FOR IMMEDIATE RELEASE: April 30, 2020
Contact (numbers not for distribution):
Susan Beaty, Centro Legal de la Raza | 203.544.2483 | [email protected]
Priya Patel, Centro Legal de La Raza | 678.270.6030 | [email protected]
Juan Prieto, California Immigrant Youth Justice Alliance | 510.414.0953 | [email protected]
Immigrants at Mesa Verde Detention Facility resume COVID-19 hunger strike after threats of retaliation
Having temporarily suspended their hunger strike in response to threats of losing access to commissary resources, immigrants detained at Mesa Verde Detention Facility have resumed the strike urging mass release amidst COVID-19 pandemic.
Bakersfield, CA— Immigrants detained at the Mesa Verde Detention Facility in Bakersfield relaunched a hunger strike on Thursday morning, calling on ICE to release people from detention amidst the ongoing COVID-19 crisis.
The strike began two weeks ago in the women’s dorm of the GEO-owned facility. Citing fears for their health and safety, strikers demanded swift action to prevent the spread of COVID-19 inside. By Thursday of that week, the hunger strike had erupted across the facility with nearly 200 immigrants participating. The initial strike was suspended, however, after officials threatened to revoke commissary access for those participating in the hunger strike. Commissary is a store inside the facility, and one of the only ways those detained can access hygiene products such as soap and shampoo. In the face of ICE inaction amidst the escalating public health crisis, immigrants at Mesa Verde have resumed their strike.

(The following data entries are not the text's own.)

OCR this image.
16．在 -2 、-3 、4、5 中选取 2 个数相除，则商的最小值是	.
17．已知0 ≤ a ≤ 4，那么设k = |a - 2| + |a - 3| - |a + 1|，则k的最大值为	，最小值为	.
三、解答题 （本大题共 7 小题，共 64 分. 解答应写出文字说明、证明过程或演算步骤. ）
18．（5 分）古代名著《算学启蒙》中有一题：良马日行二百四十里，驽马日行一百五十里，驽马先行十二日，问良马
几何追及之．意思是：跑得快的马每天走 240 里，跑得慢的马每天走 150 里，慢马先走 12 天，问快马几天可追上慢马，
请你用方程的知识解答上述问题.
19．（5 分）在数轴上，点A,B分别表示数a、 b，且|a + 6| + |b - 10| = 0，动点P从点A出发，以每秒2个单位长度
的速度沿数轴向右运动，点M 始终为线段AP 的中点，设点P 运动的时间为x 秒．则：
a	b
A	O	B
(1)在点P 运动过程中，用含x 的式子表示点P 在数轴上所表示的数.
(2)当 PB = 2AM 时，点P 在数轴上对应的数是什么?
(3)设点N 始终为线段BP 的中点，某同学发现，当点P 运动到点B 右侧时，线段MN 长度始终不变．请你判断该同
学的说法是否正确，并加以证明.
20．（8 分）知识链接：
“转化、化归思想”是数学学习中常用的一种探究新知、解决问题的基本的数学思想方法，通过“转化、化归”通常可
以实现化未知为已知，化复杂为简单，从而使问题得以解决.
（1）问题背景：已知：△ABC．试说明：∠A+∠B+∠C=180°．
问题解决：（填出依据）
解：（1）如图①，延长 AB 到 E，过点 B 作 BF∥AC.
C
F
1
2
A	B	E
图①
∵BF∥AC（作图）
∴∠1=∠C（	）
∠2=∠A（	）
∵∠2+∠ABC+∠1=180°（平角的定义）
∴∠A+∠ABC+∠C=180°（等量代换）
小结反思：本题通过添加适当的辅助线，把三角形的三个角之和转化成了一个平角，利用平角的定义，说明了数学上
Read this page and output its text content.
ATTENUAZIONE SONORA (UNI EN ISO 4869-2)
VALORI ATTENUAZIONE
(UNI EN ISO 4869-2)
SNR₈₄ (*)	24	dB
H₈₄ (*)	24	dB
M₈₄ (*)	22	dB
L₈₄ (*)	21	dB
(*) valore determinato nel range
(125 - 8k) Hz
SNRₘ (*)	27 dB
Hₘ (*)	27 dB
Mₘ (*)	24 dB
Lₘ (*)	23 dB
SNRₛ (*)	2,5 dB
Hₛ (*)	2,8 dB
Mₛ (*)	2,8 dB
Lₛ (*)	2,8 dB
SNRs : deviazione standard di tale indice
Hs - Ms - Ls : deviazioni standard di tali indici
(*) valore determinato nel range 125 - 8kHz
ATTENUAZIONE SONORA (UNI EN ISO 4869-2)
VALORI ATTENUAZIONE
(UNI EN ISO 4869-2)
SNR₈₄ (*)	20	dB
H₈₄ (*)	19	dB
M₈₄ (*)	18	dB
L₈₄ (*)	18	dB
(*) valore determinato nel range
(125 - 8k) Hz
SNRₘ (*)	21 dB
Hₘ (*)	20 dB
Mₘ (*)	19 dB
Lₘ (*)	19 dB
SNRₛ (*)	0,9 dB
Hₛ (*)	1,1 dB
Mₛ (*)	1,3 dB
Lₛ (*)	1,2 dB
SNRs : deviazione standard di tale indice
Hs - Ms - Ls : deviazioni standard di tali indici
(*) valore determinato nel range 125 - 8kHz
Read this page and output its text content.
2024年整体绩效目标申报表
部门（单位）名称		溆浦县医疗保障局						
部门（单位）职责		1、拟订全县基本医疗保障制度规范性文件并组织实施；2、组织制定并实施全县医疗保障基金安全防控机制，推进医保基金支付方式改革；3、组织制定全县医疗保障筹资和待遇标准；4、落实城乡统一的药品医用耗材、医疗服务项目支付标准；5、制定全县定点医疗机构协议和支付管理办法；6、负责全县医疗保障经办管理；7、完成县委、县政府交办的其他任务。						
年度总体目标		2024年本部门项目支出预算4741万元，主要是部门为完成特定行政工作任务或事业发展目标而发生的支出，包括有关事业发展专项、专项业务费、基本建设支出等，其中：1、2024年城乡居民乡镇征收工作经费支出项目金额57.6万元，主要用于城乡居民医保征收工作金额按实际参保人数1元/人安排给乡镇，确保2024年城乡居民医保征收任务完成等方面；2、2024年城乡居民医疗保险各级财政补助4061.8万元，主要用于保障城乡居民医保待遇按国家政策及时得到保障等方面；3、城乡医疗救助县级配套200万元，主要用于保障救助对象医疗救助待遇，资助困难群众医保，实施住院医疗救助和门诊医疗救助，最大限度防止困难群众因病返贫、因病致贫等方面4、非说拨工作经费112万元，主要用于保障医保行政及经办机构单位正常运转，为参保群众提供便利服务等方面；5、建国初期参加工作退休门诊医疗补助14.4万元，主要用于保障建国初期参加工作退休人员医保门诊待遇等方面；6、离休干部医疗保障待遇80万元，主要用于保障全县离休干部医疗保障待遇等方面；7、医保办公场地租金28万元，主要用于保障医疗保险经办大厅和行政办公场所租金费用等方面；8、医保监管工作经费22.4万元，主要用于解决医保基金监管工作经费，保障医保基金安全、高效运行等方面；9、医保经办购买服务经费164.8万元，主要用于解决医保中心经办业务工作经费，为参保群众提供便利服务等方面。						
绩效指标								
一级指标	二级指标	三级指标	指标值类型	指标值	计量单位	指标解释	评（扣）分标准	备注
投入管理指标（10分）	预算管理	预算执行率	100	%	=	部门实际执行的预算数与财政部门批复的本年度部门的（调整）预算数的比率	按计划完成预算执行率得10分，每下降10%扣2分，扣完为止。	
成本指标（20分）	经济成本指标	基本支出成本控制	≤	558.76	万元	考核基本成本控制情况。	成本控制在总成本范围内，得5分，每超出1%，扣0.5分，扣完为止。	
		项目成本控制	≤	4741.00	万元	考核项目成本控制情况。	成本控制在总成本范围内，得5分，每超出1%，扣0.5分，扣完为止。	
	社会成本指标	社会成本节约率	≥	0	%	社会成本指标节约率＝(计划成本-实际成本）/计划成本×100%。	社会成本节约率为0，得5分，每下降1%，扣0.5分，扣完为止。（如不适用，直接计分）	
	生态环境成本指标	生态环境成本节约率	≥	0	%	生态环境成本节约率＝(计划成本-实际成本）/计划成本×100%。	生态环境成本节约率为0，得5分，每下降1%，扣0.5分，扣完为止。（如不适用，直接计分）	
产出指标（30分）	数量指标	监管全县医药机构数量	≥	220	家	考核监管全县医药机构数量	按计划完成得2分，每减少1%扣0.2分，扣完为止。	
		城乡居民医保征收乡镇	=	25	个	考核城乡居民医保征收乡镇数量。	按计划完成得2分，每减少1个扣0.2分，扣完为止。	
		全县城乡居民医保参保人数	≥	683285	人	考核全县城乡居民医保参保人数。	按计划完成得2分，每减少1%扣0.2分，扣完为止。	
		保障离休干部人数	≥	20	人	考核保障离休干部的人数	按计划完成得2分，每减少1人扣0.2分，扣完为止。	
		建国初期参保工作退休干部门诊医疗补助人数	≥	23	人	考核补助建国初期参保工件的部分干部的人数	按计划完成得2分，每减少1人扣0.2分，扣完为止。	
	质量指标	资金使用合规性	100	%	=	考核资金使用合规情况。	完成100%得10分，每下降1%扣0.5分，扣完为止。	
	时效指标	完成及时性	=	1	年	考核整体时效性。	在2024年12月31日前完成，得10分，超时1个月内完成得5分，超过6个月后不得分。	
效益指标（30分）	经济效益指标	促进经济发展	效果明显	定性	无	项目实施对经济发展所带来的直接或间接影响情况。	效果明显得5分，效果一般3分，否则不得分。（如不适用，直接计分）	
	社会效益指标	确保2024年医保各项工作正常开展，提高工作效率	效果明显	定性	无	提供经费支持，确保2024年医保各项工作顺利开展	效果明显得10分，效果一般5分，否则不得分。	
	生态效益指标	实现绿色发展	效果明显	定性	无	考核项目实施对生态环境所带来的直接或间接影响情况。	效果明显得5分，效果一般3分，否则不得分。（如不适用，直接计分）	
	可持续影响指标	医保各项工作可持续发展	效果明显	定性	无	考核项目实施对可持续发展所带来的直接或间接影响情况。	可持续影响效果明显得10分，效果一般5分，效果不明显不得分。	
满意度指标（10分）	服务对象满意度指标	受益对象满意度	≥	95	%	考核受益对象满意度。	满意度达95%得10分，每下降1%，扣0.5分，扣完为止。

“The jail officials tell us that we need to be 6 feet away, but that is something that they are not letting us do,” explained Esteban Flores, pointing to the fact that migrants inside have been forced to stay 100 to a cell. “We are close to 3 feet from each other because we have no other choice. The jail officials do not all use masks, and they are coming in and out of the dorms. They could infect us.”
This exact neglect for their safety is why the hunger strikers have resumed their civil disobedience, urging for mass release of those detained.
“It’s frustrating that people have to be detained here when we have family out there,” said Donovan Grant, another of the hunger strikers. “We shouldn’t have to sit in this detention center, waiting for the virus to hit, when we can be out there with our families.”
The strikers stress that many of those detained inside suffer from medical conditions that put them specifically at harm’s way should they contract the virus. “That’s why we’ve been pressuring ICE to release immunocompromised people immediately,” said Tania Bernal of the Kern Youth Abolitionists, a grassroots organization that has regularly protested outside the facility in conjunction with the strikers. “They’re not going to prioritize our community’s health, and so we’ll ensure we keep bringing light to the demands of the strikers inside.”
“I just learned that two of my family members in the medical field contracted the virus. I can’t see them, they can’t see me, and it’s hard,” mourned Grant. “We could die here. We cannot do social distancing, and people are coming in and out every day. I see so many different faces, and it’s so hard.”
The renewed hunger strike comes as organizing to #FreeThemAll has intensified across the state. Meanwhile, immigrants at another for-profit detention facility in California, Otay Mesa, are suffering the worst COVID-19 outbreak in any ICE facility in the nation. Amidst a flurry of lawsuits, advocates are pressuring ICE to immediately free people. Community groups are also urging California Gov. Gavin Newsom to take executive action to halt the expansion of detention and transfers to ICE.